If my father was a type of manliness, my mother seemed and seems to me a perfect type of womanliness. The hundred little domestic duties of the day—in those days, the mistress of the house would order the dinner, go through the books, supervise the work of the servants, and altogether behave as a sort of unpaid agent—would occupy her till eleven or half-past eleven in the morning: only then would she put her season ticket in her reticule and set out for the mystery of the shops and the repose of her club. If an exhibition, a call, or a matinée was likely to detain her, she would leave word that she was not to be expected back till after tea, and the routine of the household would proceed as usual in her absence.

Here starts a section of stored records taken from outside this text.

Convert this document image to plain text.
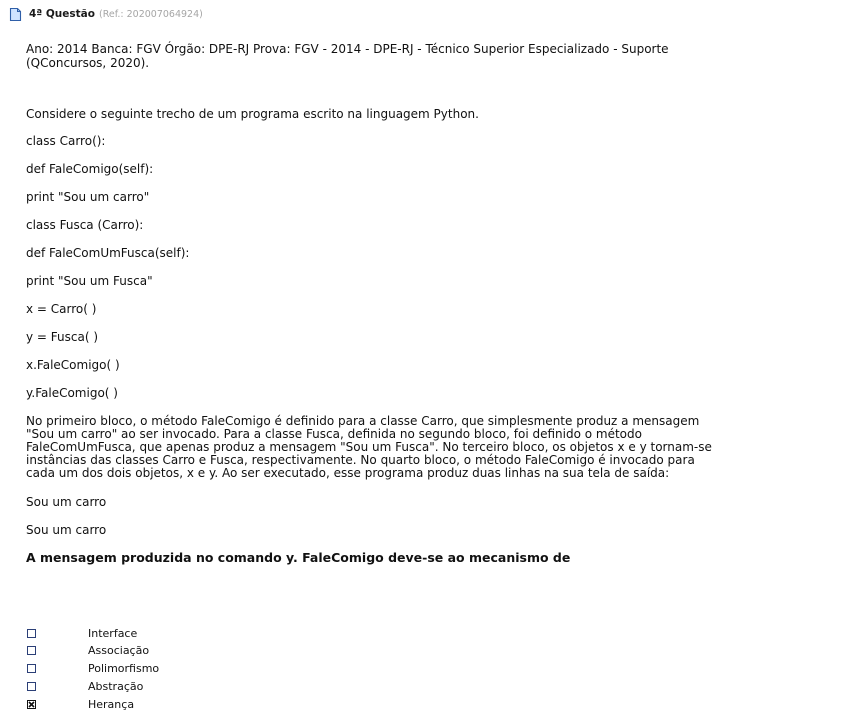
4ª Questão (Ref.: 202007064924)
Ano: 2014 Banca: FGV Órgão: DPE-RJ Prova: FGV - 2014 - DPE-RJ - Técnico Superior Especializado - Suporte
(QConcursos, 2020).
Considere o seguinte trecho de um programa escrito na linguagem Python.
class Carro():
def FaleComigo(self):
print "Sou um carro"
class Fusca (Carro):
def FaleComUmFusca(self):
print "Sou um Fusca"
x = Carro( )
y = Fusca( )
x.FaleComigo( )
y.FaleComigo( )
No primeiro bloco, o método FaleComigo é definido para a classe Carro, que simplesmente produz a mensagem
"Sou um carro" ao ser invocado. Para a classe Fusca, definida no segundo bloco, foi definido o método
FaleComUmFusca, que apenas produz a mensagem "Sou um Fusca". No terceiro bloco, os objetos x e y tornam-se
instâncias das classes Carro e Fusca, respectivamente. No quarto bloco, o método FaleComigo é invocado para
cada um dos dois objetos, x e y. Ao ser executado, esse programa produz duas linhas na sua tela de saída:
Sou um carro
Sou um carro
A mensagem produzida no comando y. FaleComigo deve-se ao mecanismo de
Interface
Associação
Polimorfismo
Abstração
Herança
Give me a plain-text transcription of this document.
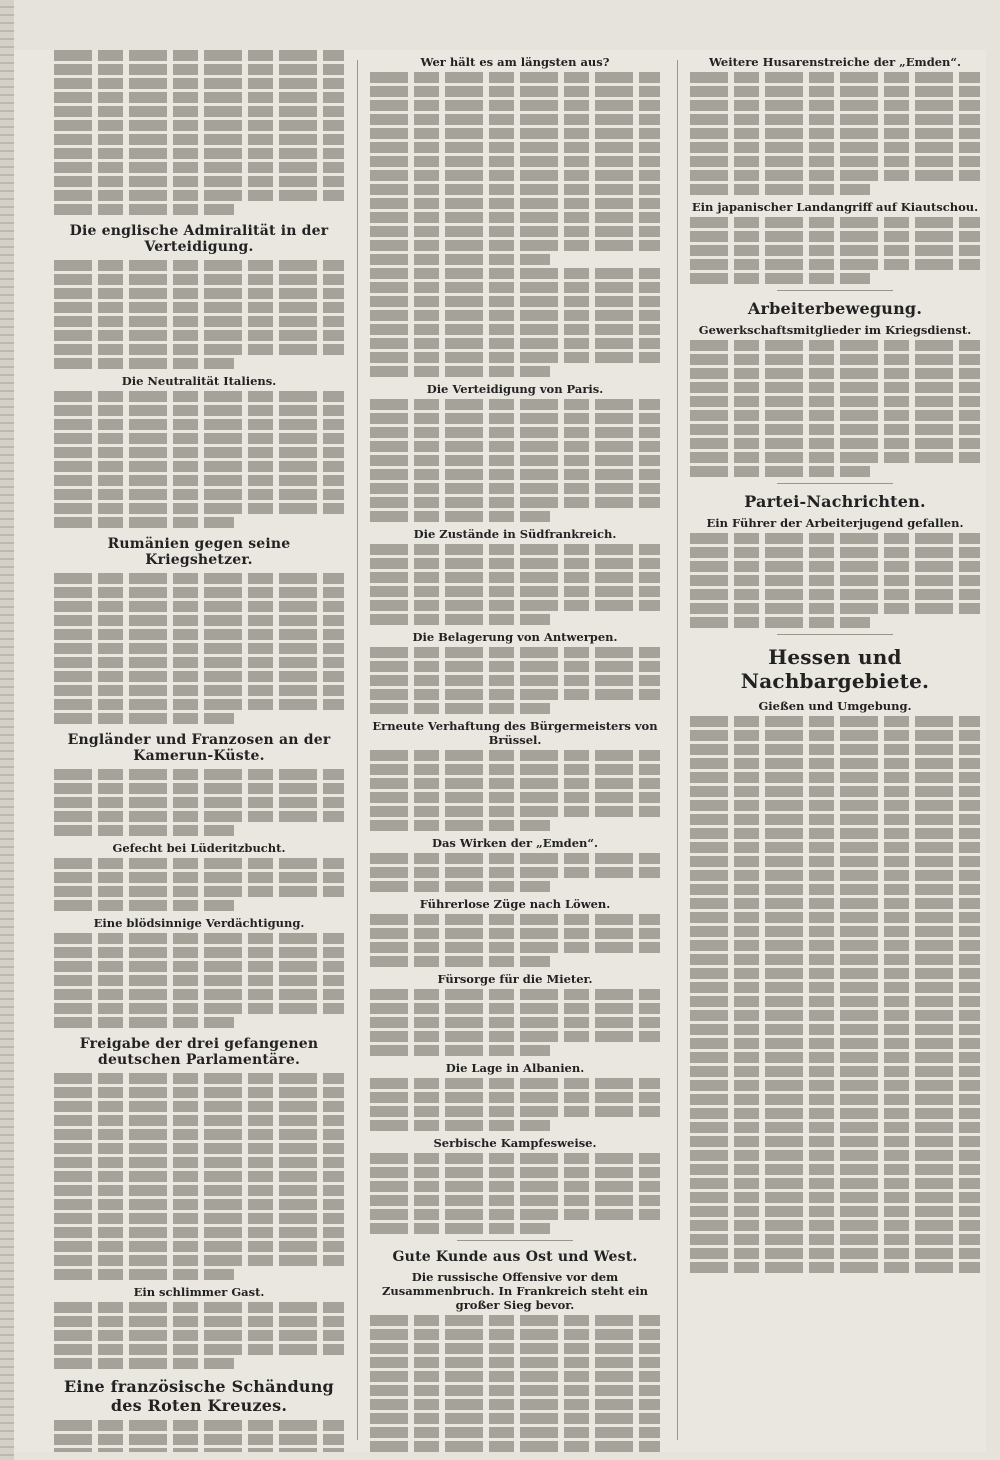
Die englische Admiralität in der Verteidigung.
Die Neutralität Italiens.
Rumänien gegen seine Kriegshetzer.
Engländer und Franzosen an der Kamerun-Küste.
Gefecht bei Lüderitzbucht.
Eine blödsinnige Verdächtigung.
Freigabe der drei gefangenen deutschen Parlamentäre.
Ein schlimmer Gast.
Eine französische Schändung des Roten Kreuzes.
Wer hält es am längsten aus?
Die Verteidigung von Paris.
Die Zustände in Südfrankreich.
Die Belagerung von Antwerpen.
Erneute Verhaftung des Bürgermeisters von Brüssel.
Das Wirken der „Emden“.
Führerlose Züge nach Löwen.
Fürsorge für die Mieter.
Die Lage in Albanien.
Serbische Kampfesweise.
Gute Kunde aus Ost und West.
Die russische Offensive vor dem Zusammenbruch. In Frankreich steht ein großer Sieg bevor.
Weitere Husarenstreiche der „Emden“.
Ein japanischer Landangriff auf Kiautschou.
Arbeiterbewegung.
Gewerkschaftsmitglieder im Kriegsdienst.
Partei-Nachrichten.
Ein Führer der Arbeiterjugend gefallen.
Hessen und Nachbargebiete.
Gießen und Umgebung.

She never came back from these expeditions without a catalogue for me, an evening paper for my father—some little token to assure us that her thoughts had been with us during the hours of enforced separation. Alas, how old age makes us realize the little return we made in youth for the loving solicitude of our parents! I often used to see little or nothing of her for a week, since my doctor wisely insisted that I should always have breakfast in bed after a dance. And dance I did, I am afraid, almost every night, if only to compensate myself for the early hours and rigorous discipline of the school, where half-past ten saw us at work every morning, and, on whole school days, preparation would not be over till half-past six. I was, I think I may say, a good dancer; not that I ever had much ear for music or sense of rhythm, but my athletic, I had almost said, my acrobatic, gifts stood me in good stead. I will not attempt to recall, so old-fashioned do they seem nowadays, the movements that were popular when I was a girl. What has become of you all now, my partners in those distant Georgian drawing-rooms? If you still live, do you still remember as I remember the measures we trod, then so riotous-seeming? The Monkey-grip, the Kansas scramble, the “Mind your foot, honey,” the Snake-glide, the Anyhow-slither, the Buzz, the Rattle-snake Fight, the Darkies’ Stagger, and all the rest of them?